Trump’s recent decision to withdraw the U.S. from the Paris Climate Accord is bad news for Virginia’s economy. Our reliance on agriculture and the fact that numerous coastal communities (like Hampton Roads) are already feeling the harsh economic consequences of climate change make fighting climate change imperative for Virginians. (In case you’re wondering, we have warmed one degree fahrenheit in the last century, our sea level is rising one to two inches every decade, one of our islands is sinking into the Chesapeake, and residents in coastal areas like Hampton Roads continue to pay the price of flooding and property damage.)

But there are things that we can do. Here are three ways climate change affects Virginia:

1. Clean energy programs combat climate change AND create Virginia jobs.

The solar and wind industries are each creating jobs at a rate 12 times faster than that of the rest of the U.S. economy. Virginia is particularly ripe with potential growth in this industry. Just this year, the U.S. Department of Energy granted Virginia $500,000 to develop clean energy programs. Initial estimates indicate this grant could create 700 new Virginia jobs.

2. Combating climate change can mitigate the economic damage suffered by coastal areas like Hampton Roads and Tangier Island, to name a few.

Virginia’s coastal communities are subject to costly flooding and property damage as a result of the rise in sea levels that comes from the planet heating up.

Our rising sea levels—and the resulting erosion—could cause Tangier Island to be uninhabitable in the next 20 years.

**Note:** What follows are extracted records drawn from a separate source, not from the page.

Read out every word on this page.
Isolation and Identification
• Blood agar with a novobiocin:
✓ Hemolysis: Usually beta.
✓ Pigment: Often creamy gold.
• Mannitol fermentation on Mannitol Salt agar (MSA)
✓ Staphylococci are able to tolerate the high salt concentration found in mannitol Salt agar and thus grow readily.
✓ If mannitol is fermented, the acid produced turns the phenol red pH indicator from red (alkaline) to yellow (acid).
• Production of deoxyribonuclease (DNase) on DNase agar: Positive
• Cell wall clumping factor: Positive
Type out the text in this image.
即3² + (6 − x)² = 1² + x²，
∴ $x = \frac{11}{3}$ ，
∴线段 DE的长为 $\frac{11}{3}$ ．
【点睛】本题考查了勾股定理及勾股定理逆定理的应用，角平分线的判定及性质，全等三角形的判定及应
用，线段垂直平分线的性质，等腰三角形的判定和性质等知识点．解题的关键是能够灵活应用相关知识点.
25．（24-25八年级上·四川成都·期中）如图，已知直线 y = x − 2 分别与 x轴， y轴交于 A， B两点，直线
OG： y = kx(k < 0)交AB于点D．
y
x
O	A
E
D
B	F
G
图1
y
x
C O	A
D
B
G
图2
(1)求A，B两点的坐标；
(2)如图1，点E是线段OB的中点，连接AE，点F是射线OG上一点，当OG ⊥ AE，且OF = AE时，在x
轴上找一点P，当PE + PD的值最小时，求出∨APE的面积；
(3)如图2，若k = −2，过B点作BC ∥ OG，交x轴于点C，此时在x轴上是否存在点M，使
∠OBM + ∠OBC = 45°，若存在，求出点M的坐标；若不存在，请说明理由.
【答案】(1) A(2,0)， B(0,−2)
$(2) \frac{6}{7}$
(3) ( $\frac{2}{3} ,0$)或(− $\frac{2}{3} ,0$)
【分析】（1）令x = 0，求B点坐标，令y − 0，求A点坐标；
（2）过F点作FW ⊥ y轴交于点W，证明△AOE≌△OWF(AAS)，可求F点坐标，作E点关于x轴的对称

The island is literally disappearing in the Chesapeake Bay. (Trump’s advice to Mayor James “Ooker” Ekridge? “Don’t worry about it.”)

And there is widespread concern that Hampton Roads and other coastal areas will suffer economic harm as well. Case in point? The sea level rise in Hampton Roads “could increase the costs and economic damages from coastal flooding events by up to $100 million annually according to a study conducted by William and Mary.

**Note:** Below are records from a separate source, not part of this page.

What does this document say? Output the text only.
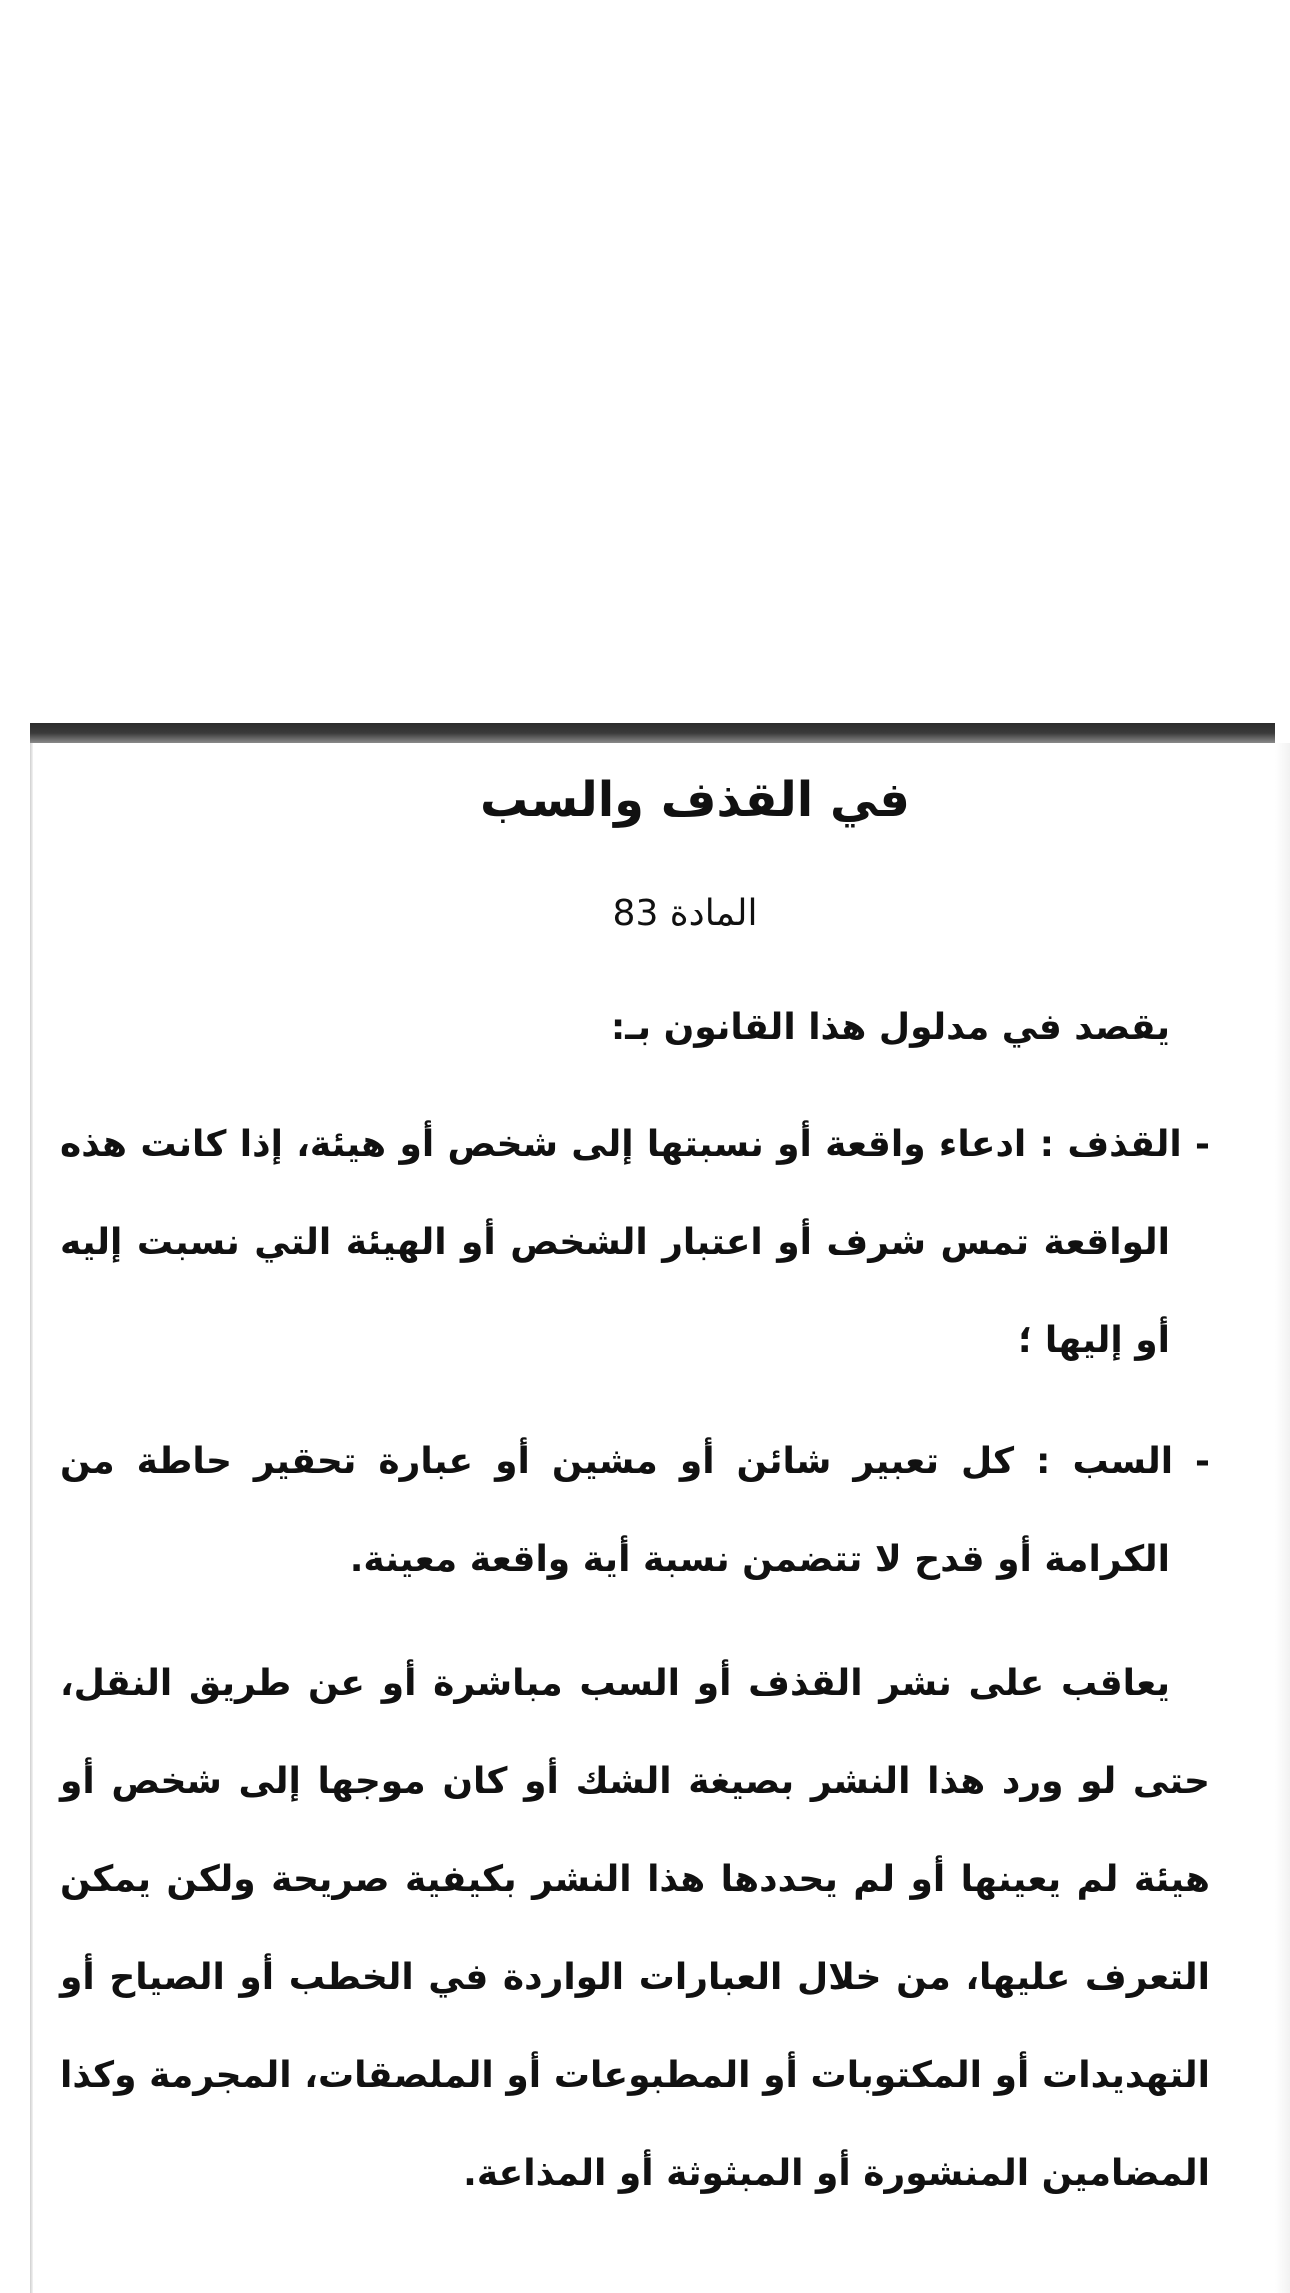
في القذف والسب
المادة 83
يقصد في مدلول هذا القانون بـ:
- القذف : ادعاء واقعة أو نسبتها إلى شخص أو هيئة، إذا كانت هذه الواقعة تمس شرف أو اعتبار الشخص أو الهيئة التي نسبت إليه أو إليها ؛
- السب : كل تعبير شائن أو مشين أو عبارة تحقير حاطة من الكرامة أو قدح لا تتضمن نسبة أية واقعة معينة.
يعاقب على نشر القذف أو السب مباشرة أو عن طريق النقل، حتى لو ورد هذا النشر بصيغة الشك أو كان موجها إلى شخص أو هيئة لم يعينها أو لم يحددها هذا النشر بكيفية صريحة ولكن يمكن التعرف عليها، من خلال العبارات الواردة في الخطب أو الصياح أو التهديدات أو المكتوبات أو المطبوعات أو الملصقات، المجرمة وكذا المضامين المنشورة أو المبثوثة أو المذاعة.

3. Climate change threatens Virginians who serve in the military—combating it lessens the risks for the men and women who serve.

Climate change affects our military’s ability to do its job overseas—including the men and women from Virginia who serve our country.

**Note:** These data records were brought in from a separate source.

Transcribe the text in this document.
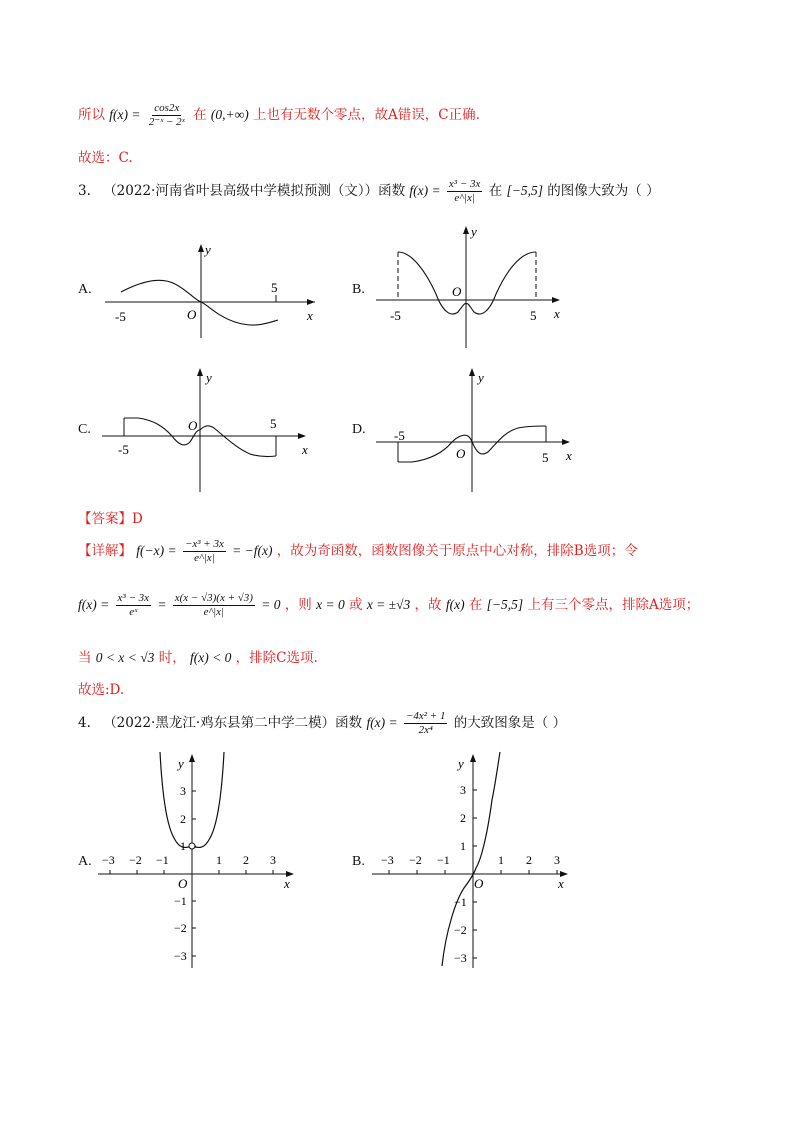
所以 $f(x) = \frac{\cos 2x}{\text{2⁻ˣ − 2ˣ}}$ 在 (0,+∞) 上也有无数个零点，故A错误，C正确.
故选：C.
3. （2022·河南省叶县高级中学模拟预测（文））函数 $f(x) = \frac{\text{x³ − 3x}}{e\^{}|x|}$ 在 [−5,5] 的图像大致为（ ）
A.	B.
C.	D.
-5
5
O	x
y
-5	5
O
x
y
-5
5
O
x
y
-5
5
O	x
y
【答案】D
【详解】 $f(-x) = \frac{\text{−x³ + 3x}}{e\^{}|x|} = -f(x)$ ，故为奇函数，函数图像关于原点中心对称，排除B选项；令
$f(x) = \frac{\text{x³ − 3x}}{\text{eˣ}} = \frac{x(x - √3)(x + √3)}{e\^{}|x|} = 0$ ，则 x = 0 或 x = ±√3 ，故 f(x) 在 [−5,5] 上有三个零点，排除A选项；
当 0 < x < √3 时， f(x) < 0 ，排除C选项.
故选:D.
4. （2022·黑龙江·鸡东县第二中学二模）函数 $f(x) = \frac{\text{−4x² + 1}}{\text{2x⁴}}$ 的大致图象是（ ）
A.	B.
−3 −2 −1	1 2 3
3
2
1
−1
−2
−3
O	x
y
−3 −2 −1	1 2 3
3
2
1
−1
−2
−3
O	x
y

Recently Brigadier General Gerald Galloway, from the Center for Climate and Security, explained the threat that climate change poses our military: “If you can’t get your aircraft off an airfield because it’s underwater, if you can’t land troops in a foreign country because the beach you thought was going to be something you could land on is no longer there, then it’s a national security issue. If our allies are having problems in their own country as a result of such things as drought – where there’s instability in the country – instability breeds conflict. And conflict is what puts our forces at risk, and we don’t want that to happen.”

Virginia’s economy is also closely tied to our national military. In fact, Virginia has the highest share of military spending GDP in the nation—11.8 percent.

What you can do to fight Trump’s short-sighted climate change policies in Virginia

Ralph Northam (the Democratic candidate for Governor) supports current Governor Terry McAuliffe’s work on climate change. However Ed Gillespie, the Republican candidate for Governor, has remained notably silent on climate change. It’s nice that his website shows pretty pictures of him in outdoor settings, but you might want to let him know that those pretty Virginia trees (along with Virginia crops, Virginia jobs, and Virginia’s coastal communities) are at risk if global temperatures continue to rise. And that his silence is an expensive proposition.